The intracellular protozoan parasite Trypanosoma cruzi is the aetiological agent of Chagas' disease. We have previously identified a T. cruzi-released protein called Tc52, which is crucial for parasite survival and virulence. In the present study, we attempted to define the Tc52 epitope(s) responsible for its immunoregulatory function. A naturally occurring major peptide fragment of molecular mass 28 kDa (Tc28k) was identified, which was localized in the C-terminal portion of Tc52 and was inhibitory for T-cell activation.

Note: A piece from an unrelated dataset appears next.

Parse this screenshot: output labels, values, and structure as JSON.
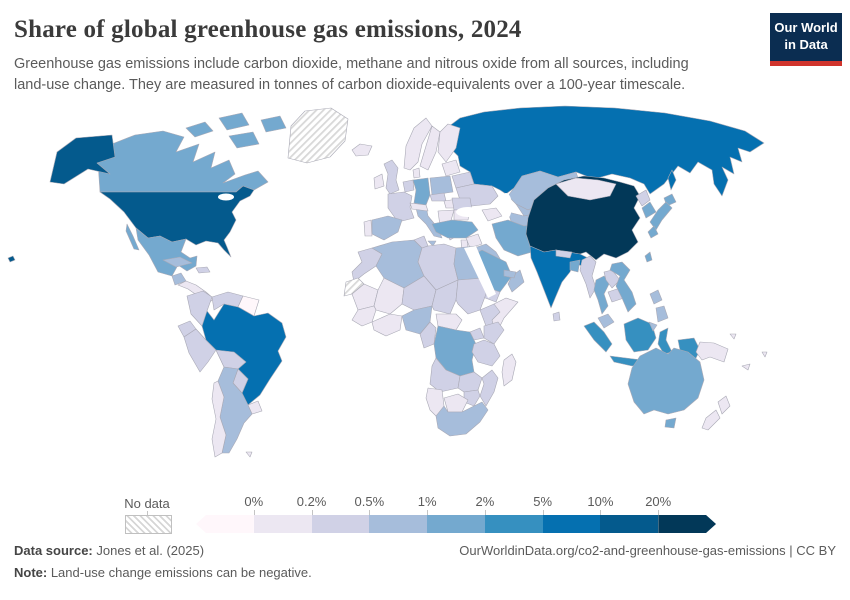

Synthetic peptides corresponding to amino acid sequences in Tc52 were evaluated for their ability to modulate T-cell proliferation and cytokine production. Results obtained using five peptides spanning the N-terminal or C-terminal domain of the Tc52 protein indicated that the activity mapped to Tc52 residues 432-445. Moreover, it was found that the peptide, when coupled to a carrier protein (ovalbumin), exhibited increased inhibitory activity on T-lymphocyte activation. Incubation with 8 nm ovalbumin-coupled peptide 432-445 resulted in approximately the same levels (>75%) of inhibition of T-cell proliferation as 5 micro g/ml Tc28k. Furthermore, we showed that the coupled peptide significantly down-regulated the secretion of interferon-gamma (IFN-gamma) and interleukin-2 (IL-2). Likewise, in immunized mice, the coupled peptide 432-445 was a very poor B- and T-cell antigen compared with the other Tc52-derived peptides. These results suggest that the immunomodulatory portion of the T. cruzi Tc52 virulent factor may reside, at least in part, in a conserved sequence within its C-terminal domain, which could minimize its antigenicity.